Hot: Semicolons. Not: Ampersands.

TorgoX on 2005-12-02T05:45:52

Dear Log,

«B.2.2: Ampersands in URI attribute values

The URI that is constructed when a form is submitted may be used as an anchor-style link (e.g., the href attribute for the element). Unfortunately, the use of the "&" character to separate form fields interacts with its use in SGML attribute values to delimit character entity references. For example, to use the URI "http://host/?x=1&y=2" as a linking URI, it must be written <A href="http://host/?x=1&#38;y=2"> or <A href="http://host/?x=1&amp;y=2">.

We recommend that HTTP server implementors, and in particular, CGI implementors support the use of ";" in place of "&" to save authors the trouble of escaping "&" characters in this manner.»

It's not a new recommendation either. It's been there since 1995. CGI.pm supports it, but I doubt I've ever seen it actually used anywhere.


Support

Dom2 on 2005-12-02T07:54:12

Part of the trouble is the lack of support. I always use URI.pm to generate URLs with query strings correctly, but it insists on producing ampersands. I know, I should submit a patch.

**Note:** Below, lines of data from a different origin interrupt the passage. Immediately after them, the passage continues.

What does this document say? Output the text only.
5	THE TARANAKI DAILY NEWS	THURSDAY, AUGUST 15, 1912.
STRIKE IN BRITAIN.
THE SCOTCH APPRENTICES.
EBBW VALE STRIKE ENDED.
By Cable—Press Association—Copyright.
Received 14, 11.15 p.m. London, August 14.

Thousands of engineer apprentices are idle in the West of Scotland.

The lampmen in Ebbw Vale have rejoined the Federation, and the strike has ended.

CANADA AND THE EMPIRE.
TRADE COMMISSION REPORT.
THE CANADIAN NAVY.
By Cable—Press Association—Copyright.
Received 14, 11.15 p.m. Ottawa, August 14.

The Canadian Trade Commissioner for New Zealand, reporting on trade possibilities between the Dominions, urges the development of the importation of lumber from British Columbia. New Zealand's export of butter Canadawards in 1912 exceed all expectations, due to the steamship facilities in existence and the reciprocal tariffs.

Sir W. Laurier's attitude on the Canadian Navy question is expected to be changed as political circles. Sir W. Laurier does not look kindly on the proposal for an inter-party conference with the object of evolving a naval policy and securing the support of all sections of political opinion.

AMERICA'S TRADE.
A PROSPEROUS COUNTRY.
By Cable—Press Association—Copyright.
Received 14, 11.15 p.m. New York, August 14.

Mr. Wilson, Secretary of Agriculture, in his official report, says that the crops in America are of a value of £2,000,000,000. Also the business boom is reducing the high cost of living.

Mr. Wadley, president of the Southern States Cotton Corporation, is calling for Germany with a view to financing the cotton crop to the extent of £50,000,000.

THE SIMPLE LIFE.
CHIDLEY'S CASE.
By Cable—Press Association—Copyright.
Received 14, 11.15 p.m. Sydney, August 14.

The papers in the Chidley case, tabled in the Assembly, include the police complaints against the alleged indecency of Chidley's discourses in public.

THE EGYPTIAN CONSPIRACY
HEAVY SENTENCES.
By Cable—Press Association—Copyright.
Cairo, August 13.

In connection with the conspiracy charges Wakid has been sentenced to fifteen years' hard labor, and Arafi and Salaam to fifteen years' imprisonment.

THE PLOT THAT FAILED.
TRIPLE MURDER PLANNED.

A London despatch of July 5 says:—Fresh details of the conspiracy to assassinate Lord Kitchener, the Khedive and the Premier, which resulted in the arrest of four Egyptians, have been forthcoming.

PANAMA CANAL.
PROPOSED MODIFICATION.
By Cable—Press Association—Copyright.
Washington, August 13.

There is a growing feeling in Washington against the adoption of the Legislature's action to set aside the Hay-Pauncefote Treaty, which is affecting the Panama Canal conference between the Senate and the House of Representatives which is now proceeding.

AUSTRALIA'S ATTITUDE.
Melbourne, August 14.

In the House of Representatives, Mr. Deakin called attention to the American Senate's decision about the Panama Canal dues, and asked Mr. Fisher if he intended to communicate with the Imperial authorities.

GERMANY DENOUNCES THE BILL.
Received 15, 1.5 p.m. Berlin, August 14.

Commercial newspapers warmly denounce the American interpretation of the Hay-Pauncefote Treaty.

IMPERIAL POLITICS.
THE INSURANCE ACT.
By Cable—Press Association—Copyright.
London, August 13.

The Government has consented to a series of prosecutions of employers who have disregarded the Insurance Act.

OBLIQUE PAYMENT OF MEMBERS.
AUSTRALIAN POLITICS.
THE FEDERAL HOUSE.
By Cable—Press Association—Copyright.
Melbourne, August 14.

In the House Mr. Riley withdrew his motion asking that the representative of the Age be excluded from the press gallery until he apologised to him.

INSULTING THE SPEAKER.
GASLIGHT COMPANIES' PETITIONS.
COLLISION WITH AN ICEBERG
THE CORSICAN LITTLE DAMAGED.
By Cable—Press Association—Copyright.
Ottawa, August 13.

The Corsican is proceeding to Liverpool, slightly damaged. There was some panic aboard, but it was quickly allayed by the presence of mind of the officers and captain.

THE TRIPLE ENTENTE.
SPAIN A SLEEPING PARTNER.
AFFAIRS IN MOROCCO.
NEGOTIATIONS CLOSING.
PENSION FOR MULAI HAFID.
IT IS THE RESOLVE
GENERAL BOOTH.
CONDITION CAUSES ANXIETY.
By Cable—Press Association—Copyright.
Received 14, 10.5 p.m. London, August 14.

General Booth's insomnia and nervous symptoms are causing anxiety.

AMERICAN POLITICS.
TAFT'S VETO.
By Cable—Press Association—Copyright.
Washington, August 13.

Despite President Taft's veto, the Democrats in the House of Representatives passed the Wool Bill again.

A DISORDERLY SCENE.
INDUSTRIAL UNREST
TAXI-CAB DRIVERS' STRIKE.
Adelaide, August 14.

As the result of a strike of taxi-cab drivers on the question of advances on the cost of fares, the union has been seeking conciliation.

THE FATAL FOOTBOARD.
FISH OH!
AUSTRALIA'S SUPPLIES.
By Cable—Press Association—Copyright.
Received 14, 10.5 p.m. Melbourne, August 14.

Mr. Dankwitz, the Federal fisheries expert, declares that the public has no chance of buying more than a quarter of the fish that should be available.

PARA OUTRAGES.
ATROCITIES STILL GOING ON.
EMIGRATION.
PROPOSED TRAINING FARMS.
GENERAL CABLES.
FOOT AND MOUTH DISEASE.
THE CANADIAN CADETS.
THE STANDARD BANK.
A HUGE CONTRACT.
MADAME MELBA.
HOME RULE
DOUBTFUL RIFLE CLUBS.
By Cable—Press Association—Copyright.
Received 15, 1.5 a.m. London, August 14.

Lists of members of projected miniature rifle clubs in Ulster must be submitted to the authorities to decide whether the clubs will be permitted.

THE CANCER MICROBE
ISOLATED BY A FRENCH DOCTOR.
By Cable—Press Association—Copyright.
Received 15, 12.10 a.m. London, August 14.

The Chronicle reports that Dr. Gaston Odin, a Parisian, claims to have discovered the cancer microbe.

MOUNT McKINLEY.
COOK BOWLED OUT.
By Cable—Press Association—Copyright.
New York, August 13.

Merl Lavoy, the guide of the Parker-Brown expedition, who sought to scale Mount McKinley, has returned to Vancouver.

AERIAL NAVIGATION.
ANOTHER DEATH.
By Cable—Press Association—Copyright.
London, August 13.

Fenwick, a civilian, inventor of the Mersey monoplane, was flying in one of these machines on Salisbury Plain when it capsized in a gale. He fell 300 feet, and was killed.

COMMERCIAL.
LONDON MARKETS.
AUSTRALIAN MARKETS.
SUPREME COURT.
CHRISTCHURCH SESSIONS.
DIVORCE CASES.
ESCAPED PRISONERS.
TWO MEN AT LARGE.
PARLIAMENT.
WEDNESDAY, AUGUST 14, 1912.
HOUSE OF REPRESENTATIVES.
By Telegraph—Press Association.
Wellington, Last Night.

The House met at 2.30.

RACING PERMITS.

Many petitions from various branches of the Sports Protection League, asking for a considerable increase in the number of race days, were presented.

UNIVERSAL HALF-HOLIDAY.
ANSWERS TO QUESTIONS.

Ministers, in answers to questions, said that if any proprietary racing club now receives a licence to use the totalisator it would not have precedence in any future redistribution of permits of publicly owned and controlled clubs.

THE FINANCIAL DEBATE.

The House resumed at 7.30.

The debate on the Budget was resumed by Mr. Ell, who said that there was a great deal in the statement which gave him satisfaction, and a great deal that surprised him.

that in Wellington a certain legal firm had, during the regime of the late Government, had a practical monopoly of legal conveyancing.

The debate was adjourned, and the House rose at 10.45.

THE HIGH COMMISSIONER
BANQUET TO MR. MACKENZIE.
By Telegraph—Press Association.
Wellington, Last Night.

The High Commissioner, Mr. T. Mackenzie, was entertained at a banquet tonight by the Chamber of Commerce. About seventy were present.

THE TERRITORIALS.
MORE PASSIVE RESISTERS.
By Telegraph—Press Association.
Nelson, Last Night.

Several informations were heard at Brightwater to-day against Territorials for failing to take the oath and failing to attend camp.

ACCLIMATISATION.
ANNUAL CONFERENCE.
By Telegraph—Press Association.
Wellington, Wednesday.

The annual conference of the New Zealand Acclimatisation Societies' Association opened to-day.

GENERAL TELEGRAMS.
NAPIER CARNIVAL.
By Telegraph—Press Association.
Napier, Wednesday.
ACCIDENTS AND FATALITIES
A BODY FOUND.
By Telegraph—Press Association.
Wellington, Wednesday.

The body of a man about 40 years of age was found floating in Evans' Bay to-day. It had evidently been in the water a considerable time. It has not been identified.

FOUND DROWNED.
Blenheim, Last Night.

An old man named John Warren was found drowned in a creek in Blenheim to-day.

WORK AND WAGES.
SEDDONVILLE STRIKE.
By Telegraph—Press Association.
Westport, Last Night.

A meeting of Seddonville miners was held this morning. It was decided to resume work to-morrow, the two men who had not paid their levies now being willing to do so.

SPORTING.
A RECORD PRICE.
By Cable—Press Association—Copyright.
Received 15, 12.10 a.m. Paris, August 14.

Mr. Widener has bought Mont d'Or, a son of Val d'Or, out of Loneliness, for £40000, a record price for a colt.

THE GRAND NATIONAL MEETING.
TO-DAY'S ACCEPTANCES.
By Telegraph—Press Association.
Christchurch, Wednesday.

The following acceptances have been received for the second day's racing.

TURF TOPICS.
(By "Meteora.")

The other part of the problem is the fact that our tools are fundamentally broken and insecure.

-Dom

Re:Support

dws on 2005-12-02T08:44:02

There's already a patch for URI, but the bug its attached was submitted prior to the W3C XHTML recommendation, and has a low priority. I submitted a meta bug. Additional lobbying might help, though.

Re:Support

dlc on 2005-12-02T16:16:32

I always use URI.pm to generate URLs with query strings correctly, but it insists on producing ampersands. I know, I should submit a patch.

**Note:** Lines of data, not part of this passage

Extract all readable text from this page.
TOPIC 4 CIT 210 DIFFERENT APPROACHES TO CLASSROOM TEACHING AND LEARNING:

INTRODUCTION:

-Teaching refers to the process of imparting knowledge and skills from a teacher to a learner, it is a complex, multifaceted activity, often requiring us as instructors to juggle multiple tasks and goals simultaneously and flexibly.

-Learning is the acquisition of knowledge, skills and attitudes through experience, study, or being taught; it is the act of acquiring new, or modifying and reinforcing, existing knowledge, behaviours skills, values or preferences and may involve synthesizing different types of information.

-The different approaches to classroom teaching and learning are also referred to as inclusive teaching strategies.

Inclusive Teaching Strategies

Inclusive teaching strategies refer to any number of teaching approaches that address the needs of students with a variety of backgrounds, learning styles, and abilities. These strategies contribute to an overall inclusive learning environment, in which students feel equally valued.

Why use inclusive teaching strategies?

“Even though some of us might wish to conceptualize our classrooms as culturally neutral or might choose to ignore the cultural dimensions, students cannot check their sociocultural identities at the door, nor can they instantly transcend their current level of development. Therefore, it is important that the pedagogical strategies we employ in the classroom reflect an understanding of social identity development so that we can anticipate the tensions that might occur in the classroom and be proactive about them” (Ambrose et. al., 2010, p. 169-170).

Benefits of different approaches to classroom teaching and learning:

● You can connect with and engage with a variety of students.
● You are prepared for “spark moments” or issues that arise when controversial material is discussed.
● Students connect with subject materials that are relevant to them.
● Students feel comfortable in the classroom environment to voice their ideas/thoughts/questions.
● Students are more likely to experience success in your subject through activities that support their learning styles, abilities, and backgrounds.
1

I don't think that's a URI.pm bug, since escaping the query string is only relevant when it's being used as an attribute value. I'd say it's a bug in whatever is generating the HTML code.

(Unless you mean the patch changes it to emit semi-colons instead of ampersands, in which case, I apologize, because you're correct.)

Re:Support

Dom2 on 2005-12-02T16:22:40

Yes, that's exactly what I was referring to. I reckon that there should be a global variable in URI::_query or something to set which one you would prefer. I haven't looked at the relevant bug yet to see if that's how it's done.

-Dom

Re:

Aristotle on 2005-12-03T06:23:51

Funny, I complained about that just recently – PHP still isn’t configured to accept semicolonised query strings by default. It’s by far the biggest offender.

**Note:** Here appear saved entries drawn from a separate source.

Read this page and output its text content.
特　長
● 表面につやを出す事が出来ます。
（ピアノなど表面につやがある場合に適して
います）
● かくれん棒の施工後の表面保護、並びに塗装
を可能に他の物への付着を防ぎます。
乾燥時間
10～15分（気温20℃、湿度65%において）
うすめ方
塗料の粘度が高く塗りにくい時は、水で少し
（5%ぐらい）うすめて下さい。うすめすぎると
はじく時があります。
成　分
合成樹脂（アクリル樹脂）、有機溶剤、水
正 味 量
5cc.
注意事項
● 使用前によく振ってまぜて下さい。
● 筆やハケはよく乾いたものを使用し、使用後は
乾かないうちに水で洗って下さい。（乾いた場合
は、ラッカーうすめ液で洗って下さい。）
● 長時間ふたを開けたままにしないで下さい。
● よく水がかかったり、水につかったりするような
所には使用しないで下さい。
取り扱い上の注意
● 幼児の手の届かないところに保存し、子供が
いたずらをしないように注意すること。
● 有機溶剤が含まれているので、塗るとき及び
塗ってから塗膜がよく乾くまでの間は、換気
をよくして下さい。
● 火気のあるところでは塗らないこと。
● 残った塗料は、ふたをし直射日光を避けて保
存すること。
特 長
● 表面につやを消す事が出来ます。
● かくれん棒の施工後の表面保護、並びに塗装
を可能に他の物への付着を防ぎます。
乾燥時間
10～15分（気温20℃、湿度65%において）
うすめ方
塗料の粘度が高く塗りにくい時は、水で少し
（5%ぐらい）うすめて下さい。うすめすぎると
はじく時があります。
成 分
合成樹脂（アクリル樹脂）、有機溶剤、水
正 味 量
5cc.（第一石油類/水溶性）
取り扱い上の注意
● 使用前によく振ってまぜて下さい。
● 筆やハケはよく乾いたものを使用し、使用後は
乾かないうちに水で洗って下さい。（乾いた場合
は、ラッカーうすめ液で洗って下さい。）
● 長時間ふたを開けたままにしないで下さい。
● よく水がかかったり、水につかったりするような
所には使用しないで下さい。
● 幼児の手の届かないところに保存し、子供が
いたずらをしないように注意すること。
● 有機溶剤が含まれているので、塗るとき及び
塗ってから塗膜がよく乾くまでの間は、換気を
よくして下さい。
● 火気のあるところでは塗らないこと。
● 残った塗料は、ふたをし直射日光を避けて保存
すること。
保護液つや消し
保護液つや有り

Maybe I should take a look at what the Rails and Django folk are doing and complain at them too.

Perl stuff is mostly good about this.

OAI

pudge on 2005-12-07T05:03:01

I wrote some OAI (Open Archives Initiative) code for Slashdot, for a certain search site to use to get data from us. OAI is XML, and part of the spec is to pass a "resumption token" for when the results list is incomplete (as tends to happen, since you don't want to put all the Slashdot data in one result list).

So for simplicity, I used the query string made to make the request as the resumption token, with the counter incremented. This meant encoding & as &, of course. The search site people thought the bug was mine, but it was in their code. I convinced them of this, thankfully, because that was easier than changing my code. But I shouldn't have used & in the resumption token (I have to use it in the query string, as per the OAI spec, but the spec allows the token to be anything).